Some passengers accused British Airways of using Flight 149 as an attempt to evacuate their staff from Kuwait. However, BA personnel in Kuwait were not instructed to board Flight 149 and the inbound crew left for their hotel once the flight had landed. The crew of BA 149 later criticised the British Embassy in Kuwait for what they saw as inaction in helping them to evade capture or to leave Kuwait while there was still a window of opportunity.

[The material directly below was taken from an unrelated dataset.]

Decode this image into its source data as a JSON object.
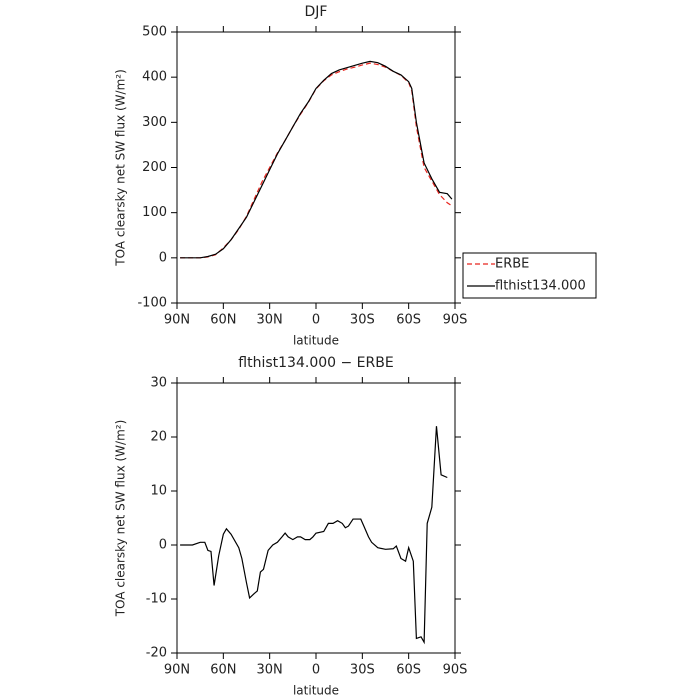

A 2007 documentary, commissioned and shown by the BBC and shown elsewhere by Discovery Channel, claimed that the US and UK governments were aware almost as soon as Iraqi Armed Forces crossed the border and by 03:00 Kuwaiti time were fully informed that an invasion had taken place and fighting had ensued. This awareness would have been at least an hour before BA149 touched down, during which several other flights had diverted to Bahrain or other alternative destinations to avoid a potential situation. In October 1992, Prime Minister John Major, who had taken over from predecessor Margaret Thatcher, denied any attempt to influence British Airways in regard to the decision to operate BA 149; however, this has been contradicted by sworn statements that British Airways had in fact been briefed by the British government and informed by them that it had been 'safe to fly'.

It has been alleged that the British government had allowed Flight 149 to proceed for intelligence-gathering purposes by transporting British operatives to Kuwait. On 2 October 1992, in response to a question on the issue, Major said "I can confirm, however, that there were no British military personnel on board the flight". However, the 2007 documentary included an interview with an anonymous former SAS soldier, who claimed that he and his team had been on Flight 149 for the purposes of intelligence gathering in Kuwait. In 2007, British Member of Parliament Norman Baker claimed to be in possession of affidavits signed by "members of special forces," which, according to Baker, said "that they were on that plane and were put there to carry out a mission at the request of the British Government". Baker claimed that external accounts had given corroboration to such statements, including from the then-United States Ambassador to Kuwait W. Nathaniel Howell, former member of MI6 Richard Tomlinson, and individuals claiming to be Central Intelligence Agency operatives at the time.

Some media sources commented on the fact that British Airways allegedly withdrew the computer database list containing the passenger manifest for Flight 149 the day after the aircraft was captured; however, British Airways have maintained that this is a standard procedure in the event of an emergency in order to protect the identities of people on board and so that next of kin can be notified.

On 23 November 2021, Foreign Secretary Liz Truss confirmed that the government of that time had misled British Airways and the public about a prior warning that was not passed on to the airline.

==In popular culture==
Black Box 149 is a play which tells a story about the grounding of this flight with the main character being the pilot.

The hostage crisis is the focus of the 2025 Sky television documentary Flight 149: Hostage of War.